Canadian universities and colleges raked in more than $9.6 billion in tuition from international students in a single year.

Despite making up just 17 per cent of students studying in Canada, international students contributed 43.5 per cent of all tuition fees collected in 2020, according to the most recent survey by Statistics Canada. It reports 373,599 international students attended a university or degree-granting college in 2020-2021.

The StatCan Canada tuition and living accommodation costs survey does not calculate the total amount international students pay in tuition across the country and it doesn’t keep record of this population by level of study.

But, based on the average cost of tuition for these students in 2020 — the most recent year figures are available — domestic and foreign students spent a total estimated $22 billion.

Universities and colleges are collecting more from international students every year with increases in tuition, while prices for domestic or in-province students are paying about the same or facing smaller increases.

The most common complaints from international students include the lack of “a cap on how much tuition can be raised, and (there is) less financial aid services than the Canadian students,” said Damanpreet Singh, international student representative for the Canadian Federation of Students.

The University of British Columbia, for example, increased tuition fees for international students for 2023-2024 by five per cent for new students, and three per cent for those returning for another year of study. UBC expects to collect $54 million more in tuition than it did last year.

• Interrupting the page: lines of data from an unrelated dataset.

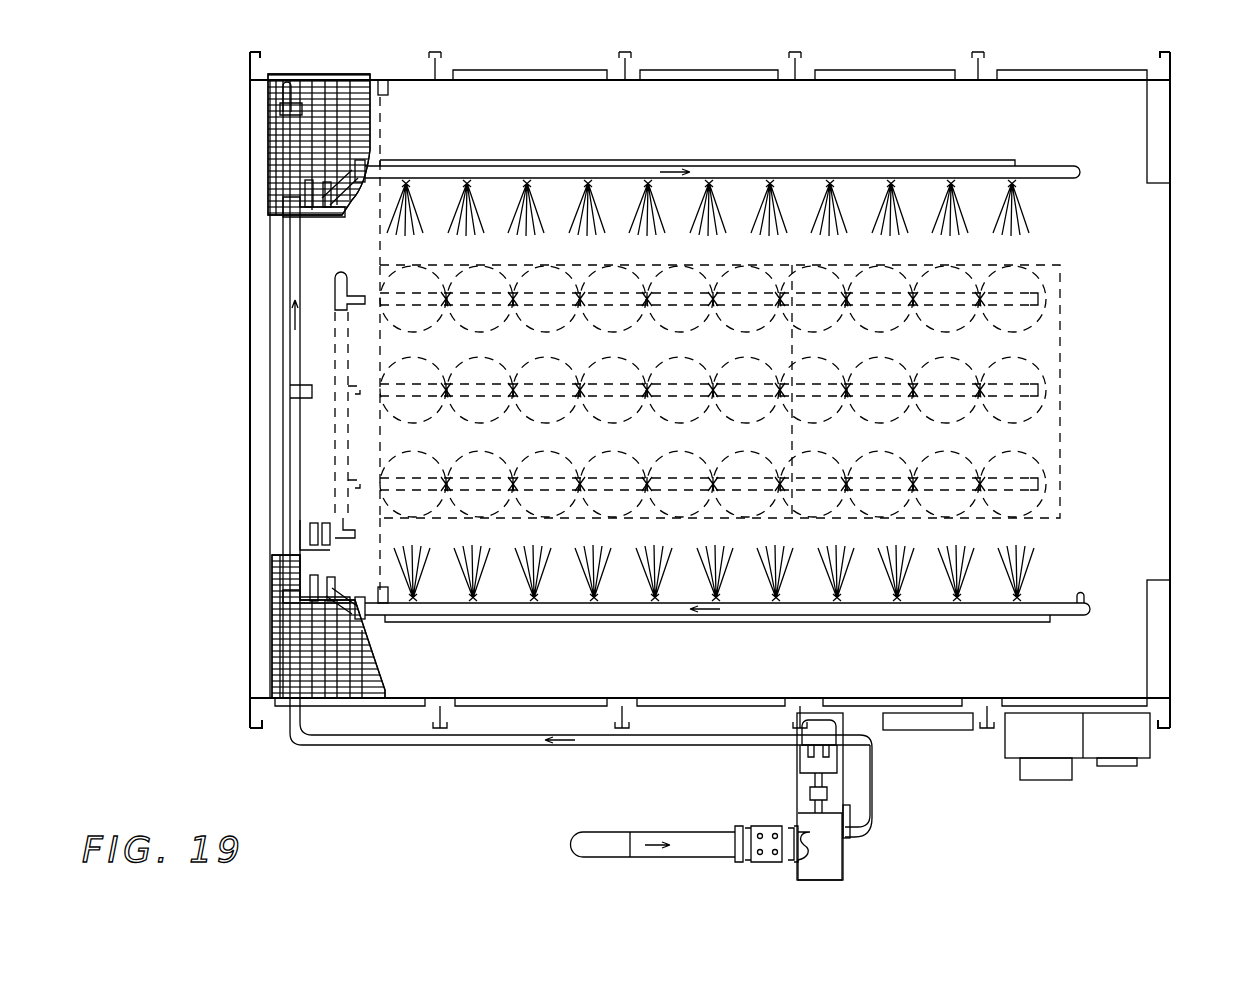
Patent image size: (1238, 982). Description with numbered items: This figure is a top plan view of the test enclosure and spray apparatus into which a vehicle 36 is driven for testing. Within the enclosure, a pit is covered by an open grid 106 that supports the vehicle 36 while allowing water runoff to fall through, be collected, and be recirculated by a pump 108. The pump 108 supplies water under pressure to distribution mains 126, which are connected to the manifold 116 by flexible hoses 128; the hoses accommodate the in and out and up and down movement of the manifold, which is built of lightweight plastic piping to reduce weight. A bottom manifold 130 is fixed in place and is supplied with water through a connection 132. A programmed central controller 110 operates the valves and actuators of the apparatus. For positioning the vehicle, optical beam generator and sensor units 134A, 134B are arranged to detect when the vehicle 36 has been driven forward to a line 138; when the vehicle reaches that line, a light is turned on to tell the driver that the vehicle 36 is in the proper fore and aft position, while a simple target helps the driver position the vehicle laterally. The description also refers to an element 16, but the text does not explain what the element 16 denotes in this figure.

The upper spray header pipe 16 is at (481, 163).
The vehicle 36 is at (584, 267).
The open grid 106 is at (318, 128).
The pump 108 is at (796, 762).
The programmed central controller 110 is at (1003, 769).
The manifold 116 is at (465, 625).
The distribution mains 126 is at (342, 750).
The flexible hoses 128 is at (345, 172).
The bottom manifold 130 is at (334, 352).
The connection 132 is at (328, 526).
The optical beam generator and sensor unit 134A is at (391, 95).
The optical beam generator and sensor unit 134B is at (373, 588).
The line 138 is at (380, 243).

The university also expects to be short $1 million in fees from domestic students.

Montreal’s McGill University is one of the only schools in Canada that has introduced a guaranteed tuition model for new international students to establish fixed fees for each term, and “eliminate uncertainty around tuition costs,” according to the university’s latest budget. Still, tuition fees remain the second-biggest revenue stream for McGill.

A spokesperson for the Nova Scotia Community College said by email that federal and provincial taxes subsidize post-secondary schools to support domestic students.

“Tuition for international students is not subsidized here,” the spokesperson said.

In March, Ontario extended its tuition freeze for Ontario residents for the upcoming year.

The University of Toronto estimates the freeze has cost the institution $195 million in revenue since 2019. Fees for international students will be increasing by 2.1 per cent.

Samarjeet Singh, a former international student who graduated from Cape Breton University in May, has advice for those who come to Canada to study: don’t worry about permanent residency.

“The main thing that students should keep in mind when they’re planning to come to Canada is to think of a career — don’t think of residency,” said Samarjeet, who is training to be a public health inspector in Manitoba.

Chasing permanent resident status is what keeps international students from pursuing better job opportunities, he said. “As long as I have a good job, and I can continue to get a permit to work, that’s good enough for me.”

New research involving 1,300 international students in B.C. reveals they are getting stuck in jobs outside their fields of study and that post-secondary institutions put more emphasis on recruiting students than ensuring their success.

On top of paying more than five times what domestic students spend on tuition, international students face increased pressure to excel at their university or college.

“If you fail in three subjects, you will be thrown out of the college,” said Jaspreet Singh, an international student at Conestoga College in Ontario and vice-president of the Sikh Student Association there.

Jaspreet said he knows international students aren’t getting enough food or sleep because their time is spent studying or working. He wants schools to prioritize international students’ mental well-being, and employment success.

Although he says he can’t deny the value of his education, he recognizes that studying in Canada isn’t easy.

Despite these difficulties “we are optimistic about the future,” said Jaspreet, “so that gives us strength.”